Weekly Market Recap – August 3, 2012
(For the week ended August 3, 2012.)
Stocks rallied Friday, ending a four-day losing streak, after the U.S. Labor Department reported a 163,000 jump in July non-farm payrolls, topping market forecasts of a 100,000 rise. The gains put each major U.S. equity index into positive territory for the week. The jobless rate also climbed, to 8.3% from 8.2%, but the focus among investors was clearly on the non-farm payrolls growth. Stocks had closed lower Monday and Tuesday as investors awaited Wednesday’s Federal Reserve decision on monetary policy, then continued their slide in the middle of the week after the Fed took no new steps to aid the economy. The Fed did, however, indicate it was ready to act if job growth doesn’t improve. Disappointment with Europe’s lingering euro and debt problems also dragged on the market prior to Friday’s turnaround.

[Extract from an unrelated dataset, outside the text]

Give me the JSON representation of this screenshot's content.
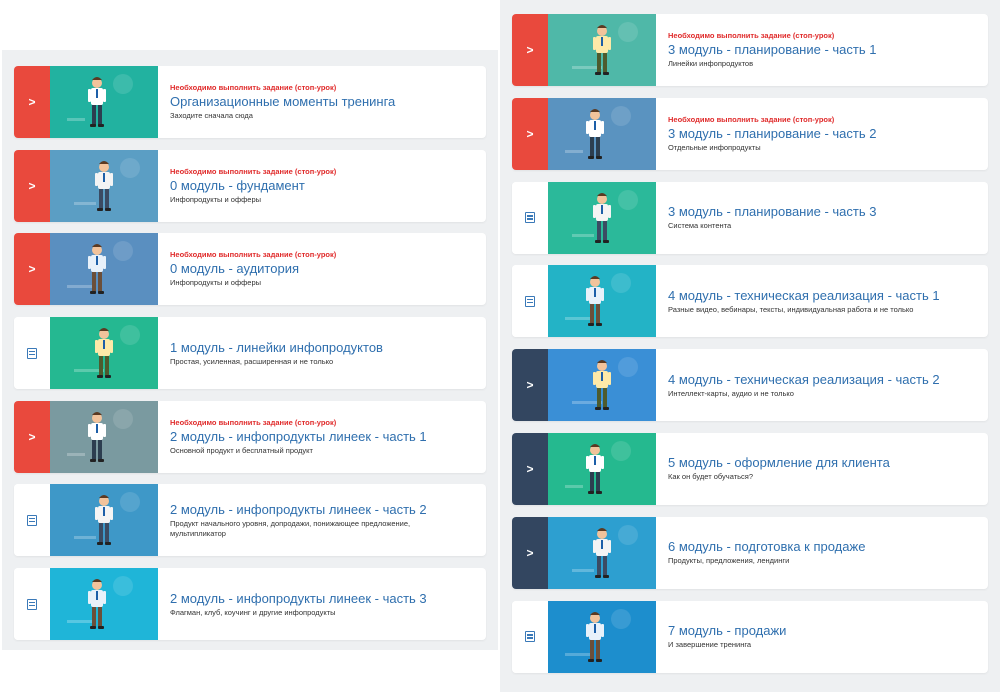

|1 Week||YTD||1 Year||Closing Value|
|Dow Jones Industrials||0.2%||7.2%||15.0%||13,096.17|
Source: Standard & Poor’s. The S&P 500, Dow Jones Industrials, and Nasdaq Composite are unmanaged indexes. It is not possible to invest directly in an index. Past performance is no guarantee of future results.
*Price only. Does not include dividends.
Encouraging data Data released during the week revealed that personal incomes rose 0.5% in June, the S&P Case-Shiller House Price Index rose 2.2% in May, the Chicago PMI rose to 53.7 in July, and the Consumer Confidence Index rose to 65.9 in July.
Treasuries The 10-year Treasury yield rose to 1.58% on Friday afternoon from 1.52% the previous week after better-than-expected jobs and economic reports eased fears about the U.S. economic outlook.
On the horizon Following Friday’s surprisingly upbeat government jobs report, markets will focus on trade and consumer credit data in the coming week hoping for more good news. Second-quarter non-farm productivity data will also be closely watched.